The Intersection and Union of Subspaces

# The Intersection and Union of Subspaces

We will now look at a couple of theorems regarding the intersection of subspaces and the union of subspaces.

Theorem 1: Let $V$ be a vector space over the field $\mathbb{F}$ and let $U_1, U_2, ..., U_m$ be any collection of subspaces of $V$. Let $I$ be a set of indices denote subspaces. Then $\bigcap_{i \in I} U_i$ is a subspace. |

**Proof:**Consider the collection of subspaces $\{ U_i : i \in I$ where $I = \{ 1, 2, ..., m \}$, that is the set $\{ U_i : i \in I \}$ is a set any set of subspaces of $V$.

- Now let $x, y \in \bigcap_{i \in I} U_i$, and so $x, y \in U_i$ for all $i \in I$. Since $U_i$ is a subspace for all $i \in I$, then we know that for all scalars $a, b \in \mathbb{F}$, $(ax + by) \in U_i$ for all $i \in I$ and so $(ax + by) \in \bigcap_{i \in I} U_i$.

- Therefore the intersection of the collection of subspaces $\{ U_i : i \in I \}$ is a subspace. $\blacksquare$

Theorem 2: Let $V$ be a vector space over the field $\mathbb{F}$ and let $U_1, U_2$ be any subspaces of $V$. Then $U_1 \bigcup U_2$ is a subspace of $V$ if and only if $U_1 \subseteq U_2$ or $U_1 \supseteq U_2$. |

**Proof:**Let $U_1$ and $U_2$ be any subspaces to the vector set $V$.

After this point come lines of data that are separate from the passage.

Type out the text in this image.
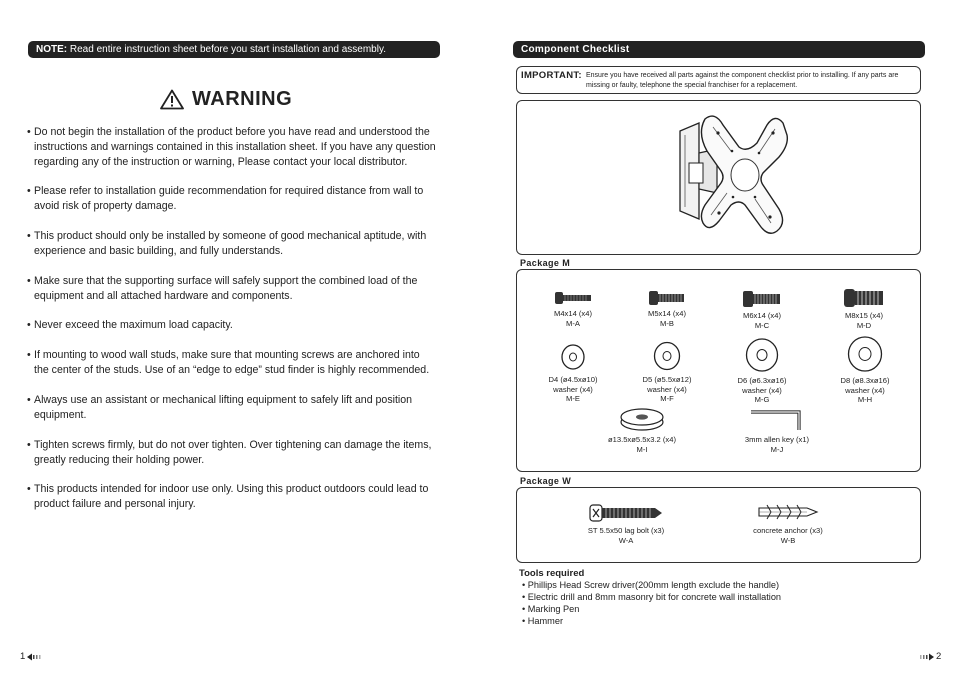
NOTE: Read entire instruction sheet before you start installation and assembly.
WARNING
• Do not begin the installation of the product before you have read and understood the
instructions and warnings contained in this installation sheet. If you have any question
regarding any of the instruction or warning, Please contact your local distributor.
• Please refer to installation guide recommendation for required distance from wall to
avoid risk of property damage.
• This product should only be installed by someone of good mechanical aptitude, with
experience and basic building, and fully understands.
• Make sure that the supporting surface will safely support the combined load of the
equipment and all attached hardware and components.
• Never exceed the maximum load capacity.
• If mounting to wood wall studs, make sure that mounting screws are anchored into
the center of the studs. Use of an “edge to edge” stud finder is highly recommended.
• Always use an assistant or mechanical lifting equipment to safely lift and position
equipment.
• Tighten screws firmly, but do not over tighten. Over tightening can damage the items,
greatly reducing their holding power.
• This products intended for indoor use only. Using this product outdoors could lead to
product failure and personal injury.
1
Component Checklist
IMPORTANT: Ensure you have received all parts against the component checklist prior to installing. If any parts are missing or faulty, telephone the special franchiser for a replacement.
Package M
M4x14 (x4)
M-A
M5x14 (x4)
M-B
M6x14 (x4)
M-C
M8x15 (x4)
M-D
D4 (ø4.5xø10)
washer (x4)
M-E
D5 (ø5.5xø12)
washer (x4)
M-F
D6 (ø6.3xø16)
washer (x4)
M-G
D8 (ø8.3xø16)
washer (x4)
M-H
ø13.5xø5.5x3.2 (x4)
M-I
3mm allen key (x1)
M-J
Package W
ST 5.5x50 lag bolt (x3)
W-A
concrete anchor (x3)
W-B
Tools required
• Phillips Head Screw driver(200mm length exclude the handle)
• Electric drill and 8mm masonry bit for concrete wall installation
• Marking Pen
• Hammer
2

- $\Rightarrow$ We first want to show that if $U_1 \subseteq U_2$ or $U_2 \subseteq U_1$ then $U_1 \cup U_2$ is a subspace of $V$. Without loss of generality suppose that $U_1 \subseteq U_2$. Then it follows that $U_1 \cup U_2 = U_2$. But $U_2$ is defined to be a subspace of $V$ and so $U_1 \cup U_2$ is a subspace of $V$.

- $\Leftarrow$ We now want to show that if $U_1 \cup U_2$ is a subspace of $V$ then either $U_1 \subseteq U_2$ or $U_1 \supseteq U_2$. Suppose that $U_1 \not \subseteq U_2$ and $U_1 \not \supseteq U_2$. We will derive a contradiction with this.

- Let $U_1 \cup U_2$ be a subspace of $V$. Thus there exists elements $u_1 \in U_1 \setminus U_2$ and $u_2 \in U_2 \setminus U_1$. We have that $u_1, u_2 \in U_1 \cup U_2$, and since $U_1 \cup U_2$ is a subspace, then the vector $x = u_1 + u_2 \in U_1 \cup U_2$. Therefore $x \in U_1$ or $x \in U_2$.

- First consider the case where $x \in U_1$. Since $x = u_1 + u_2$ then $u_2 = x - u_1$ and so $u_2 \in U_1$ which is a contradiction since $u_2 \in U_2 \setminus U_1$.

- Now consider the case where $x \in U_2$. Since $x = u_1 + u_2$ then $u_1 = x - u_2$ and so $u_1 \in U_2$ which is a contradiction since $u_1 \in U_1 \setminus U_2$.

- Therefore either $U_1 \subseteq U_2$ or $U_1 \supseteq U_2$. $\blacksquare$